Think about it, it takes six weeks for a pitcher to get ready for the season with two weeks of long-toss and bullpen work prior to the games where he’ll get six starts to build up to 100 pitches. Santana has had none of that preparation. So, at age 34 he’s going to be ready in a few days? Hardly.

Meanwhile, Gee says he’s fine physically, but his last two starts have been painful to watch. Gee gave up five earned runs in last night’s 7-5 victory over Houston. Gee gave the Mets length last night, just not results. He insisted he’s had no setback and his mechanics are off. He might get two more starts to refine them.
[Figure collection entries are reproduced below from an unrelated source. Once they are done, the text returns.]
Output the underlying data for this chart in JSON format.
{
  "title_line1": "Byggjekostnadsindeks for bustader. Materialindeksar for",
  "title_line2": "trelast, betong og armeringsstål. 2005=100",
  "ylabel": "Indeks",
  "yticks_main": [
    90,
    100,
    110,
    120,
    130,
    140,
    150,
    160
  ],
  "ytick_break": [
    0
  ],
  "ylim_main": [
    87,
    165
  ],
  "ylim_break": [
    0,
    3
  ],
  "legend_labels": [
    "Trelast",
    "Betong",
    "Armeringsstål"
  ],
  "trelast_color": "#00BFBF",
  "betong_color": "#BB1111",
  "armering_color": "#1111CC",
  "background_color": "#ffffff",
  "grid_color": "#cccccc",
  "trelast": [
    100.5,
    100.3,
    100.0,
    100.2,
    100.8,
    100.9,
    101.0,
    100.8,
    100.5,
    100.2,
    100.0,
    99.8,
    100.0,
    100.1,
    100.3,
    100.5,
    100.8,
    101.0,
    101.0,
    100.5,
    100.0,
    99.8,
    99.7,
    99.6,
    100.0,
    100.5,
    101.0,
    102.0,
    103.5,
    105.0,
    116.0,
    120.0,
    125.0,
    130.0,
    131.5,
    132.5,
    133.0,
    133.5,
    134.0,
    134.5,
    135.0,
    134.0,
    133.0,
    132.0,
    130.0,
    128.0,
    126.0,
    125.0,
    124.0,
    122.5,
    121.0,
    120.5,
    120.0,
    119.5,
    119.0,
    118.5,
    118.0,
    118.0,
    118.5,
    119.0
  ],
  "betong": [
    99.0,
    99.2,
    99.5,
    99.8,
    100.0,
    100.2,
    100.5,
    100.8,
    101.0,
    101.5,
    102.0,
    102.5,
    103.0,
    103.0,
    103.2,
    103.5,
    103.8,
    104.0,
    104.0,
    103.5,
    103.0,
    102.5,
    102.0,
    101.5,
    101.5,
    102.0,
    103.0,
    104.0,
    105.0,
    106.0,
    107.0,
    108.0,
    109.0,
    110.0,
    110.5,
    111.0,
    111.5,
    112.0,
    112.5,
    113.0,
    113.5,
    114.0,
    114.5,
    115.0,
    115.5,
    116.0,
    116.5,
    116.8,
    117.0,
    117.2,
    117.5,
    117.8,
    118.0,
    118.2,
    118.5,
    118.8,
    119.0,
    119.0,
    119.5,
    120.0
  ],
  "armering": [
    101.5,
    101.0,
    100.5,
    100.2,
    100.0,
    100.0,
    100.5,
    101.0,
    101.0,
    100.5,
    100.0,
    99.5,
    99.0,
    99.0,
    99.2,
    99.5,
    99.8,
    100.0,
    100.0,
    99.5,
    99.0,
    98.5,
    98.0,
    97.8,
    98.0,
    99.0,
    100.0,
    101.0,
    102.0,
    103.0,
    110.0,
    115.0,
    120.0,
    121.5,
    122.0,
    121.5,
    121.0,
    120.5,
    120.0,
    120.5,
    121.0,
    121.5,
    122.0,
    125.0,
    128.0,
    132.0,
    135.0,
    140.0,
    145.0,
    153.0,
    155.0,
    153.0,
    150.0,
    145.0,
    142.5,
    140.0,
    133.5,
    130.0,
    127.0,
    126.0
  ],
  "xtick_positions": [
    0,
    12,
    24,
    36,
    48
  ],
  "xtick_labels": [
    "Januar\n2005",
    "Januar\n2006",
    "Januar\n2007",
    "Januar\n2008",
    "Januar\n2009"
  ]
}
The Mets hoped Jenrry Mejia could be a replacement for Santana and possibly evolve as a fifth starter if Marcum flamed out. However, Mejia has forearm tendinitis and isn’t close to being ready and will open the season at Triple-A Las Vegas.

All this leads to the inevitable question of when Zack Wheeler could be called up. Wheeler is working himself back into shape after straining an oblique muscle, so it isn’t imminent. Alderson is adamant about not rushing Wheeler for two reasons, 1) to not hindering his development, and 2) to not put him on the clock for his service time, thereby delaying the arbitration and free-agent process.

The bullpen hasn’t been immune from injuries, either. Frank Francisco has not progressed following elbow surgery last December to remove a bone spur and inflammation.

Everybody’s injuries are different and there is no set formula to handle them, but you can’t help but wonder why Francisco, who did not finish the season, waited for December to have the surgery. Having it in late September or October would have given him more time for rehabilitation.

As for Santana, he took it easy over the winter after two off-seasons of rehab. Alderson said he didn’t come to camp in shape, prompting Santana to take it upon himself to throw off the mound the first week of March when it was thought he was ten days away from throwing.

The Mets pitching is currently a mess. Thankfully, everything is all right elsewhere. Oh, wait a minute. David Wright and Daniel Murphy will likely open the season on the disabled list and the outfield remains a house of cards.

It’s only March and it is already seems a long season for the Mets.